Added to these practicalities are other more subtle physiological reasons as to why eating on a plane is never satisfying. Science shows that a pressurised cabin is not conducive to the appreciation of food for a number of reasons. Our sense of taste is inherently linked to our smell receptors. On a jet our noses literally dry up due to lack of moisture in the air, meaning that the 80% of our sense of taste that is defined by our sense of smell drastically diminishes. Consulting for one airline, Heston Blumenthal suggested the introduction of nasal spray that would reboot a passenger's sense of smell before a meal, a suggestion that was merely sniffed at and never introduced. One small consolation for us mere mortals is that in economy the humidity level tends to be higher and our nasal passages slightly less dry, hopefully leading to a better appreciation of our Rioja than those reclining in first.

Of course, general ambience plays a part in how we perceive a meal, and prising open a plastic thimble of UHT in the cramped confines of the middle seat is never going to be a groundbreaking culinary experience. To add to the turbulence, proximity of other's elbows and general anxiety levels there is another almost unnoticed factor that appears to impact on our enjoyment –white noise. Studies conducted by Manchester University into the link between sound and taste show that the drone of an aircraft's engine might play a significant role in the way our taste buds diminish once airborne.

All these givens aside, airlines are actively upping their game as their global audience gets more diverse and demanding. Turkish Airlines feel so confident we'll enjoy their on-board fare that its new advertising campaign is based entirely on the quality of their food, highlighting their most inspired dishes.

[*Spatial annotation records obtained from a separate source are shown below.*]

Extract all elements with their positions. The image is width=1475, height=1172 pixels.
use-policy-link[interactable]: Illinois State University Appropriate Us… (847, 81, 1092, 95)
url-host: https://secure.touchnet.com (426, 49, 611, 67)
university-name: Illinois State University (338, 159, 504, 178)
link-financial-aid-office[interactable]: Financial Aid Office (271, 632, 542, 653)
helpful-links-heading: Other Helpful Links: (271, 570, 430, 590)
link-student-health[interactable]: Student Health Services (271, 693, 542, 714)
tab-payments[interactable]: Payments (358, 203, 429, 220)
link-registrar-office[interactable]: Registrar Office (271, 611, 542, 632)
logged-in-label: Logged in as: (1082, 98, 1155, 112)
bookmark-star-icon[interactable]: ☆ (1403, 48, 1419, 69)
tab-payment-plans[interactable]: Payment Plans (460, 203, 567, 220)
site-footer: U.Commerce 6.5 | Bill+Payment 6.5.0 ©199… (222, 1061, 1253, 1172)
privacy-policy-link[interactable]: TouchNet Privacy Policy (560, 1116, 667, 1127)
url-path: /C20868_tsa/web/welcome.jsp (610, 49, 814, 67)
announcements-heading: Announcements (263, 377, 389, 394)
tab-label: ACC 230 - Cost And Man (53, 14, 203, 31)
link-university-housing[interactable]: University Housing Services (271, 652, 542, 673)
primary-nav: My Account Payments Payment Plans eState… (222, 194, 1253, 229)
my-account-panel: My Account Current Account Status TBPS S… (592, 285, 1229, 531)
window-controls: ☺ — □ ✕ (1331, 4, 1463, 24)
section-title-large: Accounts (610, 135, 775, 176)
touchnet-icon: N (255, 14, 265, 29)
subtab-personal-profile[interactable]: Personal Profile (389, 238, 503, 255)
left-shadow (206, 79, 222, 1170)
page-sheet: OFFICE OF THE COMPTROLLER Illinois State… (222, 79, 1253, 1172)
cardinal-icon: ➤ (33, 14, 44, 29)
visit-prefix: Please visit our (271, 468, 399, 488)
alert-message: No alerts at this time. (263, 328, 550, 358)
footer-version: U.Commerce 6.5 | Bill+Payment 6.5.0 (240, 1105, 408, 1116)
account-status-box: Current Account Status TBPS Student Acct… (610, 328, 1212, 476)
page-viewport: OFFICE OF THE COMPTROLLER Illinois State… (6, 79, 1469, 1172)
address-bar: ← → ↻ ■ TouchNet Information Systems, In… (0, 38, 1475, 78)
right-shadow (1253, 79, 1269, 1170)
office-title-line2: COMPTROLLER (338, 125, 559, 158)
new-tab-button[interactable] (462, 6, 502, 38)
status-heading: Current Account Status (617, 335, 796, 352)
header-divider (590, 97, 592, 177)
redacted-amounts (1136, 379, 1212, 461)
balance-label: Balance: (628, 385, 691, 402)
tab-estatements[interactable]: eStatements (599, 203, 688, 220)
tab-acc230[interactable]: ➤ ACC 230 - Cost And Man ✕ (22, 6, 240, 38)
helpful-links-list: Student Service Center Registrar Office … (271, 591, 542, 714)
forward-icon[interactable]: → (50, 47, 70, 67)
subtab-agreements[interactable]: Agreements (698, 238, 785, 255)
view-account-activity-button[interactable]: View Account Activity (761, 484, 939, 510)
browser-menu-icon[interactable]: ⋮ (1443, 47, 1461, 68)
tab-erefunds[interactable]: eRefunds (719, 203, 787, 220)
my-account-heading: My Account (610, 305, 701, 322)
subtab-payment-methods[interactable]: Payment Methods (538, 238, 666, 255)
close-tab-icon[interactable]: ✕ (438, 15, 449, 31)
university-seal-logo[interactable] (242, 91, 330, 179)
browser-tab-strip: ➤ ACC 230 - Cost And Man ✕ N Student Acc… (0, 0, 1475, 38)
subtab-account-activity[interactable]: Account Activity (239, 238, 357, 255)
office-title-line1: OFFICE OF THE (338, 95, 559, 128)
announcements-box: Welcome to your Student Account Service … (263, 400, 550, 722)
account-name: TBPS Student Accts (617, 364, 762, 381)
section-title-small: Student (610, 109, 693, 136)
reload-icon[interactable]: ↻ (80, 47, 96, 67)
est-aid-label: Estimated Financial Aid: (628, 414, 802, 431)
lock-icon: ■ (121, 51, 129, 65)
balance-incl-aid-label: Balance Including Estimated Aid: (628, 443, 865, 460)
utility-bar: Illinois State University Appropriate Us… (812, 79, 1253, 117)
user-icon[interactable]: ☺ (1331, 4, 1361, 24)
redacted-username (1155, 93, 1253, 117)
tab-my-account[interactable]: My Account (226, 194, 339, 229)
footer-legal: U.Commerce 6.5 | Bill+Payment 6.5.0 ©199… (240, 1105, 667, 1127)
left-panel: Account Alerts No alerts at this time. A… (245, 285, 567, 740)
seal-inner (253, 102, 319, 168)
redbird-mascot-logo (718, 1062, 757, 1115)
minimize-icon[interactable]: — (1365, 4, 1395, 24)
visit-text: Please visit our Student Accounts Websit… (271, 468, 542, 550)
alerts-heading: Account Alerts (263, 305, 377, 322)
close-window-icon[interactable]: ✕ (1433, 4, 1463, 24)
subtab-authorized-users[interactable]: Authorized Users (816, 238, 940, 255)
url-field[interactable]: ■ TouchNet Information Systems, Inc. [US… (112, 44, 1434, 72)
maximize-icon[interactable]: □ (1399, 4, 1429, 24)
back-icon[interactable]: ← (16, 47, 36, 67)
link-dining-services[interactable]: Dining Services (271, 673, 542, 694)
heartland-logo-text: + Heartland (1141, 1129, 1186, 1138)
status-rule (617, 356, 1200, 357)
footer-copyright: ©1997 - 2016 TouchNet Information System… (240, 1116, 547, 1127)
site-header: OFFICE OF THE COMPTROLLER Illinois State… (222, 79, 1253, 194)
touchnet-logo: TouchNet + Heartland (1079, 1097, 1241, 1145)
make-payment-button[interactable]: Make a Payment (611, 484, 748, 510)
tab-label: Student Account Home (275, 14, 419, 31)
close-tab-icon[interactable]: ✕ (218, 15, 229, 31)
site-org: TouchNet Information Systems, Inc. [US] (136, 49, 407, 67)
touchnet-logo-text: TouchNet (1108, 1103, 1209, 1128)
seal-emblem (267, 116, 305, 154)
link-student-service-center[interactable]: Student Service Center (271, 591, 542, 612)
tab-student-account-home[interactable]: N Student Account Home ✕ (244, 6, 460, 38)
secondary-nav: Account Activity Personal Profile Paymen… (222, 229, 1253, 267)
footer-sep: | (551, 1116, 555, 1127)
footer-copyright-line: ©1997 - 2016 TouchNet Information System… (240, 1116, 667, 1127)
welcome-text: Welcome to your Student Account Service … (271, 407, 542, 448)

1. Unlock the fifth flavour
The mystery of our dwindling taste (around 30% less than on the ground) perplexed the airline industry for years – leading to food being pumped full of salt and sugar to accommodate. This obviously isn't a perfect solution, and is one of the many factors that gave the industry a bad culinary reputation. There is one flavour that doesn't seem to be affected by altitude – umami. Thought to be the reason why passengers enjoy the umami rich tomato juice that makes up an inflight Bloody Mary, it's found in spinach, mushrooms, parmesan cheese and has been a key ingredient in menus developed by airlines such as British Airways.

2. Spice it up
A quick scan of the Skytrax awards show that the Asian airlines generally score highly for their food offering, with Thai Airways currently voted best economy meal by passengers. Asian cuisine is particularly suited to this challenge. On a practical level curry is easy to eat and perhaps also a little simpler to heat than a traditional British fare – the sauce being an integral part of the meal, not a disguise for the dried up meat that lurks below. Asian food has another aspect in its favour - it's spiciness.

3. Celebrate the limitations
There's a lot to be said to working within tight constraints, it's an approach that would definitely benefit the airline meal. A less westernised approach to the food delivery also seems appropriate - the need to have a knife, fork and plate seems strangely quaint. Bowls, bento boxes or tagines all provide better ways to serve food when space is at a premium, simplifying the process down and shifting the emphasis to eating with a single fork, spoon or even by hand. Sharing dishes could make the experience more convivial - it's a format that is supported by many cuisines, from tapas to Middle Eastern flat breads and dips. It would be interesting to give a chef free reign to look at the entire process from the means of production, storage and serving - and see exactly what they could create.